The civil and human rights group Civil Rights Defenders is calling for a new law to clarify when police are allowed to use deadly force, four days after police shot a man to death in his apartment in a Stockholm suburb.Police say they were forced to fire on the 67-year-old man who was threatening them with a machete in an apartment in Husby, west of Stockholm. But critics say the police overreacted.
This is the sixteenth time since 1995 that police have shot and killed a person.
"The rules on the books today don't meet the international standards for human rights," Robert Hårdh, the head of Civil Rights Defenders, tells Swedish Radio news.
Hårdh says the laws are too vague and fail to clearly explain when police can use violence. He does not think that police and citizens should be protected under the same right to self-defense.

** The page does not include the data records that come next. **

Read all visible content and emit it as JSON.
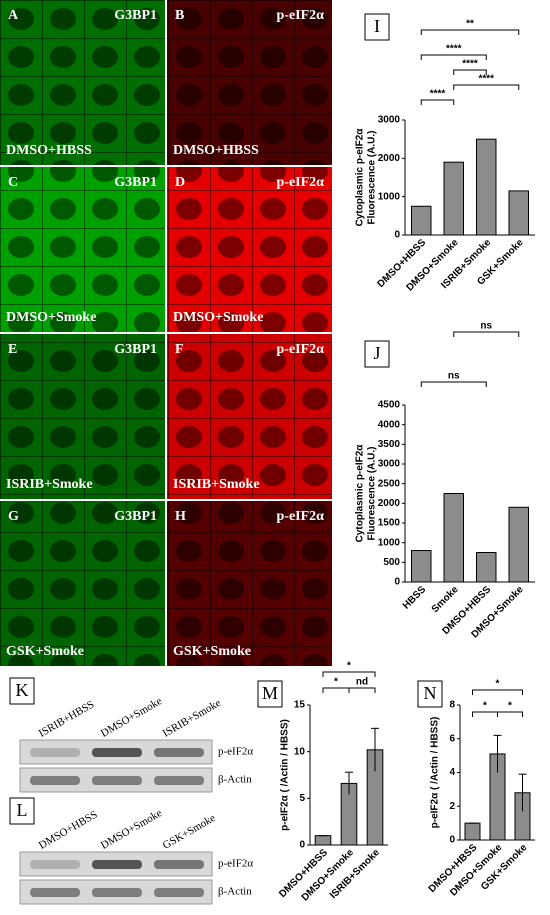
{
  "panels": [
    {
      "letter": "A",
      "marker": "G3BP1",
      "condition": "DMSO+HBSS",
      "channel": "green",
      "intensity": 0.55
    },
    {
      "letter": "B",
      "marker": "p-eIF2α",
      "condition": "DMSO+HBSS",
      "channel": "red",
      "intensity": 0.3
    },
    {
      "letter": "C",
      "marker": "G3BP1",
      "condition": "DMSO+Smoke",
      "channel": "green",
      "intensity": 0.8
    },
    {
      "letter": "D",
      "marker": "p-eIF2α",
      "condition": "DMSO+Smoke",
      "channel": "red",
      "intensity": 0.95
    },
    {
      "letter": "E",
      "marker": "G3BP1",
      "condition": "ISRIB+Smoke",
      "channel": "green",
      "intensity": 0.5
    },
    {
      "letter": "F",
      "marker": "p-eIF2α",
      "condition": "ISRIB+Smoke",
      "channel": "red",
      "intensity": 0.85
    },
    {
      "letter": "G",
      "marker": "G3BP1",
      "condition": "GSK+Smoke",
      "channel": "green",
      "intensity": 0.5
    },
    {
      "letter": "H",
      "marker": "p-eIF2α",
      "condition": "GSK+Smoke",
      "channel": "red",
      "intensity": 0.35
    }
  ],
  "blots": [
    {
      "letter": "K",
      "lanes": [
        "ISRIB+HBSS",
        "DMSO+Smoke",
        "ISRIB+Smoke"
      ],
      "bands": [
        "p-eIF2α",
        "β-Actin"
      ]
    },
    {
      "letter": "L",
      "lanes": [
        "DMSO+HBSS",
        "DMSO+Smoke",
        "GSK+Smoke"
      ],
      "bands": [
        "p-eIF2α",
        "β-Actin"
      ]
    }
  ],
  "chart_data": [
    {
      "type": "bar",
      "letter": "I",
      "ylabel": [
        "Cytoplasmic p-eIF2α",
        "Fluorescence (A.U.)"
      ],
      "categories": [
        "DMSO+HBSS",
        "DMSO+Smoke",
        "ISRIB+Smoke",
        "GSK+Smoke"
      ],
      "values": [
        750,
        1900,
        2500,
        1150
      ],
      "color": "#8c8c8c",
      "ylim": [
        0,
        3000
      ],
      "yticks": [
        0,
        1000,
        2000,
        3000
      ],
      "annotations": [
        {
          "text": "****",
          "between": [
            0,
            1
          ]
        },
        {
          "text": "****",
          "between": [
            1,
            3
          ]
        },
        {
          "text": "****",
          "between": [
            1,
            2
          ]
        },
        {
          "text": "****",
          "between": [
            0,
            2
          ]
        },
        {
          "text": "**",
          "between": [
            0,
            3
          ]
        }
      ]
    },
    {
      "type": "bar",
      "letter": "J",
      "ylabel": [
        "Cytoplasmic p-eIF2α",
        "Fluorescence (A.U.)"
      ],
      "categories": [
        "HBSS",
        "Smoke",
        "DMSO+HBSS",
        "DMSO+Smoke"
      ],
      "values": [
        800,
        2250,
        750,
        1900
      ],
      "color": "#8c8c8c",
      "ylim": [
        0,
        4500
      ],
      "yticks": [
        0,
        500,
        1000,
        1500,
        2000,
        2500,
        3000,
        3500,
        4000,
        4500
      ],
      "annotations": [
        {
          "text": "ns",
          "between": [
            0,
            2
          ]
        },
        {
          "text": "ns",
          "between": [
            1,
            3
          ]
        }
      ]
    },
    {
      "type": "bar",
      "letter": "M",
      "ylabel": [
        "p-eIF2α ( /Actin / HBSS)"
      ],
      "categories": [
        "DMSO+HBSS",
        "DMSO+Smoke",
        "ISRIB+Smoke"
      ],
      "values": [
        1,
        6.6,
        10.2
      ],
      "errors": [
        0,
        1.2,
        2.3
      ],
      "color": "#8c8c8c",
      "ylim": [
        0,
        15
      ],
      "yticks": [
        0,
        5,
        10,
        15
      ],
      "annotations": [
        {
          "text": "*",
          "between": [
            0,
            1
          ]
        },
        {
          "text": "nd",
          "between": [
            1,
            2
          ]
        },
        {
          "text": "*",
          "between": [
            0,
            2
          ]
        }
      ]
    },
    {
      "type": "bar",
      "letter": "N",
      "ylabel": [
        "p-eIF2α ( /Actin / HBSS)"
      ],
      "categories": [
        "DMSO+HBSS",
        "DMSO+Smoke",
        "GSK+Smoke"
      ],
      "values": [
        1,
        5.1,
        2.8
      ],
      "errors": [
        0,
        1.1,
        1.1
      ],
      "color": "#8c8c8c",
      "ylim": [
        0,
        8
      ],
      "yticks": [
        0,
        2,
        4,
        6,
        8
      ],
      "annotations": [
        {
          "text": "*",
          "between": [
            0,
            1
          ]
        },
        {
          "text": "*",
          "between": [
            1,
            2
          ]
        },
        {
          "text": "*",
          "between": [
            0,
            2
          ]
        }
      ]
    }
  ]
}
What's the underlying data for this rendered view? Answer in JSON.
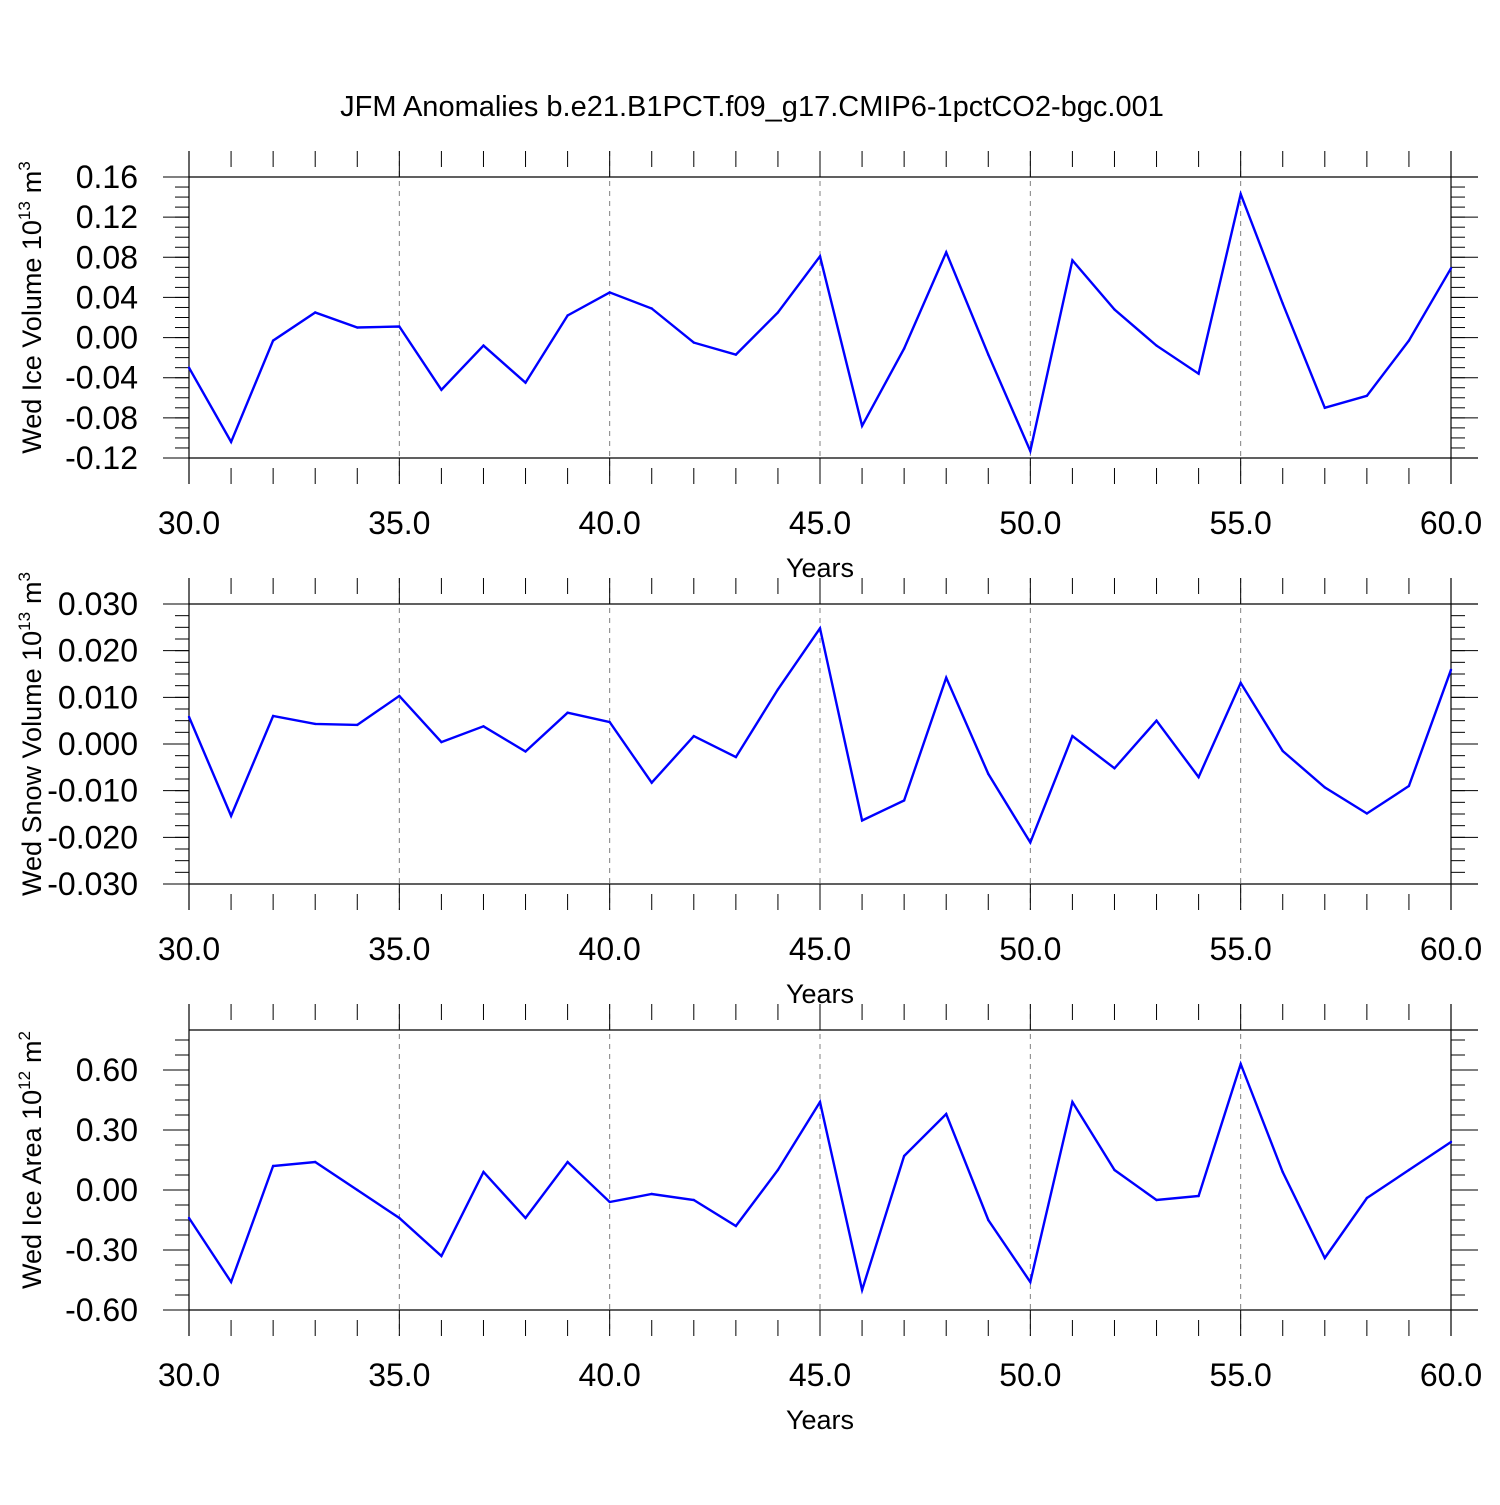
{
  "title": "JFM Anomalies b.e21.B1PCT.f09_g17.CMIP6-1pctCO2-bgc.001",
  "colors": {
    "line": "#0000ff",
    "axis": "#000000",
    "grid": "#808080"
  },
  "chart_data": [
    {
      "type": "line",
      "ylabel_main": "Wed Ice Volume 10",
      "ylabel_exp": "13",
      "ylabel_unit": "m",
      "ylabel_unit_exp": "3",
      "xlabel": "Years",
      "xlim": [
        30,
        60
      ],
      "ylim": [
        -0.12,
        0.16
      ],
      "yticks": [
        -0.12,
        -0.08,
        -0.04,
        0.0,
        0.04,
        0.08,
        0.12,
        0.16
      ],
      "ytick_labels": [
        "-0.12",
        "-0.08",
        "-0.04",
        "0.00",
        "0.04",
        "0.08",
        "0.12",
        "0.16"
      ],
      "xticks": [
        30,
        35,
        40,
        45,
        50,
        55,
        60
      ],
      "xtick_labels": [
        "30.0",
        "35.0",
        "40.0",
        "45.0",
        "50.0",
        "55.0",
        "60.0"
      ],
      "grid": "vertical-dashed",
      "x": [
        30,
        31,
        32,
        33,
        34,
        35,
        36,
        37,
        38,
        39,
        40,
        41,
        42,
        43,
        44,
        45,
        46,
        47,
        48,
        49,
        50,
        51,
        52,
        53,
        54,
        55,
        56,
        57,
        58,
        59,
        60
      ],
      "y": [
        -0.03,
        -0.104,
        -0.003,
        0.025,
        0.01,
        0.011,
        -0.052,
        -0.008,
        -0.045,
        0.022,
        0.045,
        0.029,
        -0.005,
        -0.017,
        0.025,
        0.081,
        -0.088,
        -0.011,
        0.085,
        -0.017,
        -0.113,
        0.077,
        0.028,
        -0.008,
        -0.036,
        0.143,
        0.034,
        -0.07,
        -0.058,
        -0.003,
        0.069
      ]
    },
    {
      "type": "line",
      "ylabel_main": "Wed Snow Volume 10",
      "ylabel_exp": "13",
      "ylabel_unit": "m",
      "ylabel_unit_exp": "3",
      "xlabel": "Years",
      "xlim": [
        30,
        60
      ],
      "ylim": [
        -0.03,
        0.03
      ],
      "yticks": [
        -0.03,
        -0.02,
        -0.01,
        0.0,
        0.01,
        0.02,
        0.03
      ],
      "ytick_labels": [
        "-0.030",
        "-0.020",
        "-0.010",
        "0.000",
        "0.010",
        "0.020",
        "0.030"
      ],
      "xticks": [
        30,
        35,
        40,
        45,
        50,
        55,
        60
      ],
      "xtick_labels": [
        "30.0",
        "35.0",
        "40.0",
        "45.0",
        "50.0",
        "55.0",
        "60.0"
      ],
      "grid": "vertical-dashed",
      "x": [
        30,
        31,
        32,
        33,
        34,
        35,
        36,
        37,
        38,
        39,
        40,
        41,
        42,
        43,
        44,
        45,
        46,
        47,
        48,
        49,
        50,
        51,
        52,
        53,
        54,
        55,
        56,
        57,
        58,
        59,
        60
      ],
      "y": [
        0.0058,
        -0.0154,
        0.006,
        0.0043,
        0.0041,
        0.0103,
        0.0004,
        0.0038,
        -0.0016,
        0.0067,
        0.0047,
        -0.0083,
        0.0017,
        -0.0028,
        0.0117,
        0.0248,
        -0.0164,
        -0.0121,
        0.0142,
        -0.0064,
        -0.0211,
        0.0017,
        -0.0052,
        0.005,
        -0.0071,
        0.0131,
        -0.0015,
        -0.0093,
        -0.0149,
        -0.009,
        0.0159
      ]
    },
    {
      "type": "line",
      "ylabel_main": "Wed Ice Area 10",
      "ylabel_exp": "12",
      "ylabel_unit": "m",
      "ylabel_unit_exp": "2",
      "xlabel": "Years",
      "xlim": [
        30,
        60
      ],
      "ylim": [
        -0.6,
        0.8
      ],
      "yticks": [
        -0.6,
        -0.3,
        0.0,
        0.3,
        0.6
      ],
      "ytick_labels": [
        "-0.60",
        "-0.30",
        "0.00",
        "0.30",
        "0.60"
      ],
      "xticks": [
        30,
        35,
        40,
        45,
        50,
        55,
        60
      ],
      "xtick_labels": [
        "30.0",
        "35.0",
        "40.0",
        "45.0",
        "50.0",
        "55.0",
        "60.0"
      ],
      "grid": "vertical-dashed",
      "x": [
        30,
        31,
        32,
        33,
        34,
        35,
        36,
        37,
        38,
        39,
        40,
        41,
        42,
        43,
        44,
        45,
        46,
        47,
        48,
        49,
        50,
        51,
        52,
        53,
        54,
        55,
        56,
        57,
        58,
        59,
        60
      ],
      "y": [
        -0.14,
        -0.46,
        0.12,
        0.14,
        0.0,
        -0.14,
        -0.33,
        0.09,
        -0.14,
        0.14,
        -0.06,
        -0.02,
        -0.05,
        -0.18,
        0.1,
        0.44,
        -0.5,
        0.17,
        0.38,
        -0.15,
        -0.46,
        0.44,
        0.1,
        -0.05,
        -0.03,
        0.63,
        0.09,
        -0.34,
        -0.04,
        0.1,
        0.24
      ]
    }
  ]
}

"It's not appropriate that police, with their monopoly on violence, should lean on that law," says Hårdh. "Instead we need specific legislation for handling firearms."
But Per Engström, who sits on the National Police Board, disagrees with tightening the laws on self-defense for police. He says when police use deadly force, it means that "an opponent has closed you into a corner, so you have no other possibility than to protect your life."
Engström says police are constantly reviewing how they handle their weapons. Among other measures, he says the incident reports for weapon discharges are now more detailed. And he says the first step is to work harder with police so they never end up in the dangerous situations in the first place.